Steve Zolno is the author of The Future of
Democracy, The Death of Democracy, and the upcoming Truth
and Democracy. He has been leading study groups in democracy since
2006.
Changes in laws or regulations alone
have not – and cannot – eliminate our culture of divisiveness. Since the Civil
War we have enacted numerous new laws – including three amendments to the
Constitution and the Civil Rights Acts of 1964 and 1968. There have been a
series demonstrations that go back to the 1963 March on Washington – some
violent and some peaceful. But we have seen only incremental changes in the way
that minorities are treated in our country, including by those who have been sworn
to uphold our laws equally.
Although we need new laws to curb
the abuses of police, laws don’t change instinctive human behavior to see some
people as dangerous or evil based on their color or background. Regulations
don’t make people respect each other.
When we see others only as
members of their groups we fail to recognize that their lives and individuality
matter. This is what every human being seeks. Real change happens when we learn
to recognize others – and interact with them – as the valuable individuals that
they are. The direction our police training needs to go is toward practiced
respectful interaction that leads toward overcoming our inherent prejudices.

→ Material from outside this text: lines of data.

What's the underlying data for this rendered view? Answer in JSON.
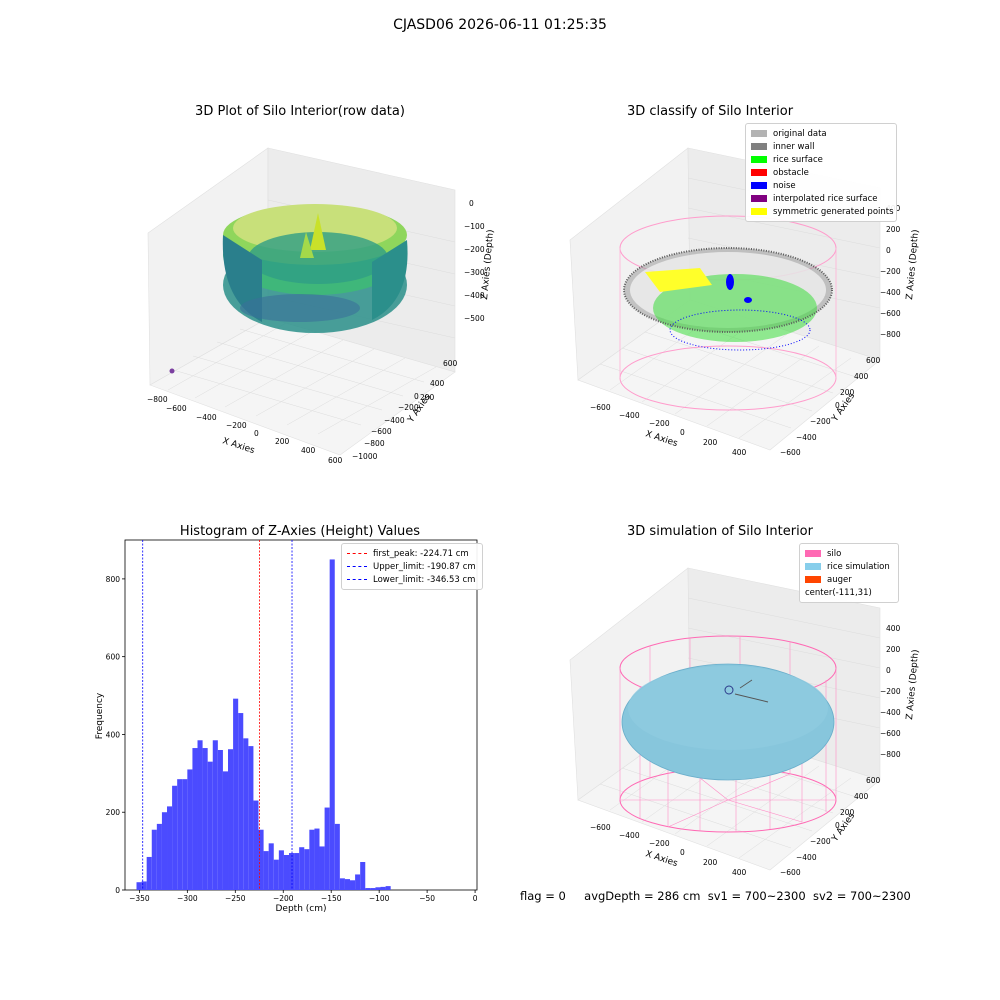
{
  "figure_title": "CJASD06 2026-06-11 01:25:35",
  "panels": {
    "raw": {
      "title": "3D Plot of Silo Interior(row data)",
      "xlabel": "X Axies",
      "ylabel": "Y Axies",
      "zlabel": "Z Axies (Depth)",
      "xticks": [
        "−800",
        "−600",
        "−400",
        "−200",
        "0",
        "200",
        "400",
        "600"
      ],
      "yticks": [
        "600",
        "400",
        "200",
        "0",
        "−200",
        "−400",
        "−600",
        "−800",
        "−1000"
      ],
      "zticks": [
        "0",
        "−100",
        "−200",
        "−300",
        "−400",
        "−500"
      ]
    },
    "classify": {
      "title": "3D classify of Silo Interior",
      "xlabel": "X Axies",
      "ylabel": "Y Axies",
      "zlabel": "Z Axies (Depth)",
      "xticks": [
        "−600",
        "−400",
        "−200",
        "0",
        "200",
        "400"
      ],
      "yticks": [
        "600",
        "400",
        "200",
        "0",
        "−200",
        "−400",
        "−600"
      ],
      "zticks": [
        "400",
        "200",
        "0",
        "−200",
        "−400",
        "−600",
        "−800"
      ],
      "legend": [
        {
          "label": "original data",
          "color": "#b3b3b3"
        },
        {
          "label": "inner wall",
          "color": "#808080"
        },
        {
          "label": "rice surface",
          "color": "#00ff00"
        },
        {
          "label": "obstacle",
          "color": "#ff0000"
        },
        {
          "label": "noise",
          "color": "#0000ff"
        },
        {
          "label": "interpolated rice surface",
          "color": "#800080"
        },
        {
          "label": "symmetric generated points",
          "color": "#ffff00"
        }
      ]
    },
    "simulation": {
      "title": "3D simulation of Silo Interior",
      "xlabel": "X Axies",
      "ylabel": "Y Axies",
      "zlabel": "Z Axies (Depth)",
      "xticks": [
        "−600",
        "−400",
        "−200",
        "0",
        "200",
        "400"
      ],
      "yticks": [
        "600",
        "400",
        "200",
        "0",
        "−200",
        "−400",
        "−600"
      ],
      "zticks": [
        "400",
        "200",
        "0",
        "−200",
        "−400",
        "−600",
        "−800"
      ],
      "legend": [
        {
          "label": "silo",
          "color": "#ff69b4"
        },
        {
          "label": "rice simulation",
          "color": "#87ceeb"
        },
        {
          "label": "auger",
          "color": "#ff4500"
        },
        {
          "label": "center(-111,31)",
          "color": ""
        }
      ]
    }
  },
  "footer": {
    "flag": "flag = 0",
    "avg": "avgDepth = 286 cm",
    "sv1": "sv1 = 700~2300",
    "sv2": "sv2 = 700~2300"
  },
  "chart_data": [
    {
      "type": "bar",
      "title": "Histogram of Z-Axies (Height) Values",
      "xlabel": "Depth (cm)",
      "ylabel": "Frequency",
      "xlim": [
        -365,
        2
      ],
      "ylim": [
        0,
        900
      ],
      "xticks": [
        -350,
        -300,
        -250,
        -200,
        -150,
        -100,
        -50,
        0
      ],
      "yticks": [
        0,
        200,
        400,
        600,
        800
      ],
      "bar_color": "#4b4bff",
      "bin_start": -353,
      "bin_width": 5.3,
      "values": [
        20,
        22,
        85,
        155,
        170,
        200,
        215,
        268,
        285,
        285,
        310,
        365,
        385,
        365,
        330,
        385,
        360,
        305,
        362,
        492,
        455,
        390,
        370,
        230,
        155,
        100,
        120,
        78,
        102,
        90,
        95,
        95,
        110,
        105,
        155,
        158,
        112,
        212,
        850,
        170,
        30,
        28,
        25,
        40,
        72,
        5,
        5,
        7,
        8,
        10
      ],
      "vlines": [
        {
          "label": "first_peak: -224.71 cm",
          "x": -224.71,
          "color": "#ff0000"
        },
        {
          "label": "Upper_limit: -190.87 cm",
          "x": -190.87,
          "color": "#0000ff"
        },
        {
          "label": "Lower_limit: -346.53 cm",
          "x": -346.53,
          "color": "#0000ff"
        }
      ]
    }
  ]
}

We need to introduce interpersonal
skills training in our schools that provides children practice in relating
respectfully to others. This most essential skill has long been neglected. Then
similar training must be brought into every work situation that requires
interpersonal skills – which is almost all of them – and especially into the
workplaces of those who are expected to enforce our laws.
Training in respectful interaction
with people of different backgrounds inspires us to see each other as equally
valid human beings. Practice at communicating in a respectful manner generates
the interpersonal attitudes and skills that are needed to move past the biases
that plague our society.
We also need publicly sponsored skills
training programs for those who are jobless or underemployed and have become
hopeless about their lives. This will change their focus from resentment to
optimism about their future. Much of the funding that goes into policing and
keeping millions behind bars would be better spent teaching skills that our
society needs to those caught in repetitive incarceration.
The way out of our mire of blame is
not just more new laws and regulations, or the elimination of old ones. We need
to not just preach – but practice – genuine empathetic interactions with others
if real change is to take place. When we adopt the view that every individual is
an equally valid human being we reinstate the basic principle of human equality
upon which democracy is founded. And as a bonus, when we interact respectfully
with others we also experience respect for ourselves.
Real change comes only when we begin
to recognize others as human beings who essentially are like ourselves.